How to Extend Lessons for Upper-Level Students
Fear not, here are some suggestions to fill time:
- Review previous slides; play games more than once.
- Ask extension questions during animation tasks, stories or any slide really, such as:
- What else do you see?
- What do you think they're going to do?
- How do they feel?
- A lot of who, what, where, when, why and how questions!
- If there are role-play slides, it usually follows a question/answer type format so what you can do is have each student have a turn to ask and answer the same question.
- Select student 1 to ask the first question, select student 2 to answer the question and THEN you switch their roles for the same question. (Hope that makes sense.)
- Ask review questions during the last slide before the leaderboard (it's a great way to evaluate what the students have learned too):
- Ask students to tell you what vocabulary words and/or concepts they learned during the lesson and list them out using the text box tool
- Ask students to describe words and/or give meaning to words (e.g. what does ______ mean? )
- Ask students to make sentences using words/concepts they learned during the lesson.
- Ask the students to summarize the lesson if not already completed during the class (e.g. free talk topic). [For the upper levels, the lessons usually follow a story so you can ask students what's happened so far and what they think will happen next?]
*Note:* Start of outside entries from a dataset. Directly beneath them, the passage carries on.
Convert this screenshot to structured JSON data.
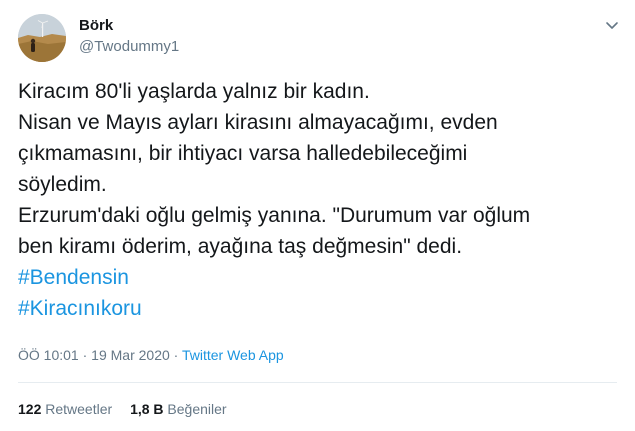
{
  "author": {
    "display_name": "Börk",
    "handle": "@Twodummy1",
    "avatar_icon": "profile-photo-landscape"
  },
  "tweet": {
    "lines": [
      "Kiracım 80'li yaşlarda yalnız bir kadın.",
      "Nisan ve Mayıs ayları kirasını almayacağımı, evden",
      "çıkmamasını, bir  ihtiyacı varsa halledebileceğimi",
      "söyledim.",
      "Erzurum'daki oğlu gelmiş yanına. \"Durumum var oğlum",
      "ben kiramı öderim, ayağına taş değmesin\" dedi."
    ],
    "hashtags": [
      "#Bendensin",
      "#Kiracınıkoru"
    ]
  },
  "meta": {
    "time": "ÖÖ 10:01",
    "separator": "·",
    "date": "19 Mar 2020",
    "source": "Twitter Web App"
  },
  "stats": {
    "retweets_count": "122",
    "retweets_label": "Retweetler",
    "likes_count": "1,8 B",
    "likes_label": "Beğeniler"
  },
  "colors": {
    "link": "#1b95e0",
    "muted": "#657786",
    "text": "#14171a",
    "divider": "#e6ecf0"
  }
}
- Play other word games, such as:
- Guessing games using vocabulary words and/or concepts from the lesson (e.g. hangman game)
- Pictionary -type game, where students try to guess what you're drawing (I once drew a whole scene out on a whiteboard and had the students guess or narrate the story, but a picture is cool too!)
- Many teachers have suggested tic-tac-toe using vocabulary words
- Word scramble- where you mix up the letters of a vocabulary word and have the students try to unscramble and guess the word.